Wie kämpferische Gewerkschaften ausgegrenzt werden, zeigte sich vor einigen Monaten auch bei der italienischen Metallarbeitergewerkschaft FIOM. Weil sie keine Verschlechterungen der Arbeitsbedingungen akzeptierte, wurde die FIOM aus den neuen Verträgen ausgeschlossen und soll ihren Einfluss im Betrieb verlieren. Die Gewerkschafter wollen sich allerdings dem Unternehmerdiktat widersetzen und haben eine Klage gegen das Unternehmen Fiat angekündigt.

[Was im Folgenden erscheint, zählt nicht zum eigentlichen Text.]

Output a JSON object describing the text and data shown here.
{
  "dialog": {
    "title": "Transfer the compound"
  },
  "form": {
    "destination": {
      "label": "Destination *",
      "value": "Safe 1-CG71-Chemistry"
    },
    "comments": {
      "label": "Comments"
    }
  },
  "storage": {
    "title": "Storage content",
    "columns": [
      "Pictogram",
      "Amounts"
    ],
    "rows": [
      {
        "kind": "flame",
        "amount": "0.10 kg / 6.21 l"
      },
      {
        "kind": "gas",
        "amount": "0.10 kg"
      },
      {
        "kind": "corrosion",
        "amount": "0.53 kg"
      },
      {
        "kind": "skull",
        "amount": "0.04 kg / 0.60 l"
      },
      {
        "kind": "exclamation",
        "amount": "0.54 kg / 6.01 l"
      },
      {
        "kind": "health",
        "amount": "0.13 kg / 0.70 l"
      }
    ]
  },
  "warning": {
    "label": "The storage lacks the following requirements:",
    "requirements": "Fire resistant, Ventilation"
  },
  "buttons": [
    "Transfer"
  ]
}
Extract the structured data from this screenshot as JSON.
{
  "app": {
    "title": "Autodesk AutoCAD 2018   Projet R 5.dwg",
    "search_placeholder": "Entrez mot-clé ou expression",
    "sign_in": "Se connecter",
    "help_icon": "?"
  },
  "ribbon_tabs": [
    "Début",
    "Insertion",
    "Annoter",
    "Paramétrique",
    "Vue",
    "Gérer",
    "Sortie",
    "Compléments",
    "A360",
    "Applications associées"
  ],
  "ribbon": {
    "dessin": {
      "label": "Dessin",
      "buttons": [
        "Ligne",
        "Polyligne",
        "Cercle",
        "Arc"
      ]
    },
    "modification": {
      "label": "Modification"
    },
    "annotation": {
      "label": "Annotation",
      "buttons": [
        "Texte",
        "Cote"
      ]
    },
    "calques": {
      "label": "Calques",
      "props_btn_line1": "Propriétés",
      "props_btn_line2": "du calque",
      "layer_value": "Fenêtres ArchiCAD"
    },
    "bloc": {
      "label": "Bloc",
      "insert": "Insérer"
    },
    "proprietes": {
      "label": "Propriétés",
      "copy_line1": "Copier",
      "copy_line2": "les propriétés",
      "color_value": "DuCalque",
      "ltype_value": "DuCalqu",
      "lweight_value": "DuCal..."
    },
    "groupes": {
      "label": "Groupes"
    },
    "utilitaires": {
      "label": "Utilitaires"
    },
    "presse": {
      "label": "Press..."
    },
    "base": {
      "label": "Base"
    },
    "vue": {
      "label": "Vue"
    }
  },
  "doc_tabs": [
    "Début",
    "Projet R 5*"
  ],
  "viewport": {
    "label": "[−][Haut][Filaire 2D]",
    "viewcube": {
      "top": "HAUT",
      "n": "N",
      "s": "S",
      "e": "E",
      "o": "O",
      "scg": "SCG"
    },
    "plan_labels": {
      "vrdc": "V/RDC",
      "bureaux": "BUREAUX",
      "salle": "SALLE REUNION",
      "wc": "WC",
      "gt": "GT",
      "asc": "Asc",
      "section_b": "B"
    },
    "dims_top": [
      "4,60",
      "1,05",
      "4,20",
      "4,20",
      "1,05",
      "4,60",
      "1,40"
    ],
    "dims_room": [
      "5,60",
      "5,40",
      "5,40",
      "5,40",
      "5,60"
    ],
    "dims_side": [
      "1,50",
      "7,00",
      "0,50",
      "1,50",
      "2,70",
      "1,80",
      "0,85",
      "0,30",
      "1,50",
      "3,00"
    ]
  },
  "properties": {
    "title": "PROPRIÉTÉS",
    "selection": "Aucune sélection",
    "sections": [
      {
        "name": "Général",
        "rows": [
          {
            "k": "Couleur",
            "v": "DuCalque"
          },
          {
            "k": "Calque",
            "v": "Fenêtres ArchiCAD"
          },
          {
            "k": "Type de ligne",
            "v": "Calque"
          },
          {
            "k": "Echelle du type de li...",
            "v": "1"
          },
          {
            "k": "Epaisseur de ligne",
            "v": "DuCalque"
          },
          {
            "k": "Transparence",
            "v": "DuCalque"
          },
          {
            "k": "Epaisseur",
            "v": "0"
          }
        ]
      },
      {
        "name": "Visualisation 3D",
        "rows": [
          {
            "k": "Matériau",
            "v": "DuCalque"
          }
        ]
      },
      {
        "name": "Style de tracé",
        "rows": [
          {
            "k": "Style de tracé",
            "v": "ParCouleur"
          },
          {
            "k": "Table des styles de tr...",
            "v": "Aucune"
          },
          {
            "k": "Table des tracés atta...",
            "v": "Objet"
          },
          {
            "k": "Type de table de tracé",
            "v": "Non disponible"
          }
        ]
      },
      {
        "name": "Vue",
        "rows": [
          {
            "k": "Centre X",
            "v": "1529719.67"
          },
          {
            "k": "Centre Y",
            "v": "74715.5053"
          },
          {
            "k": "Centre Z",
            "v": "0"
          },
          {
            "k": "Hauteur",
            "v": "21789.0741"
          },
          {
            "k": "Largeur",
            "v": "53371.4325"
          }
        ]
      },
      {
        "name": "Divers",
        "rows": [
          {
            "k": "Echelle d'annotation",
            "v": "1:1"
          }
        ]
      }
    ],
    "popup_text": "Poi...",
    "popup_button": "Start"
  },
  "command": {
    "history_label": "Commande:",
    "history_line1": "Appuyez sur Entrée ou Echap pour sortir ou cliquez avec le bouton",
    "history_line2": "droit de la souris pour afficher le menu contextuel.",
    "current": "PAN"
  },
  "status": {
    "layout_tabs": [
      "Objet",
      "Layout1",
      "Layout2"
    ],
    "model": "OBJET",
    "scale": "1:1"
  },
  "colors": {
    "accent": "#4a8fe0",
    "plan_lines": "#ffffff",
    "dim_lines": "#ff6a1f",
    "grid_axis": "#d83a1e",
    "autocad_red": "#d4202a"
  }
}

In Frankreich stehen vor allem die Aktivisten der Sud-Rail seit Jahren im Visier von Regierung und konservativen Medien. Sie werden beschuldigt, mit ihren Arbeitskämpfen Millionen Menschen an der Fahrt zur Arbeit zu hindern und damit die Wirtschaft des Landes zu gefährden. Damit sollen Aktionen, die in Frankreich traditionell Teil des Arbeitskampfes waren, kriminalisiert werden.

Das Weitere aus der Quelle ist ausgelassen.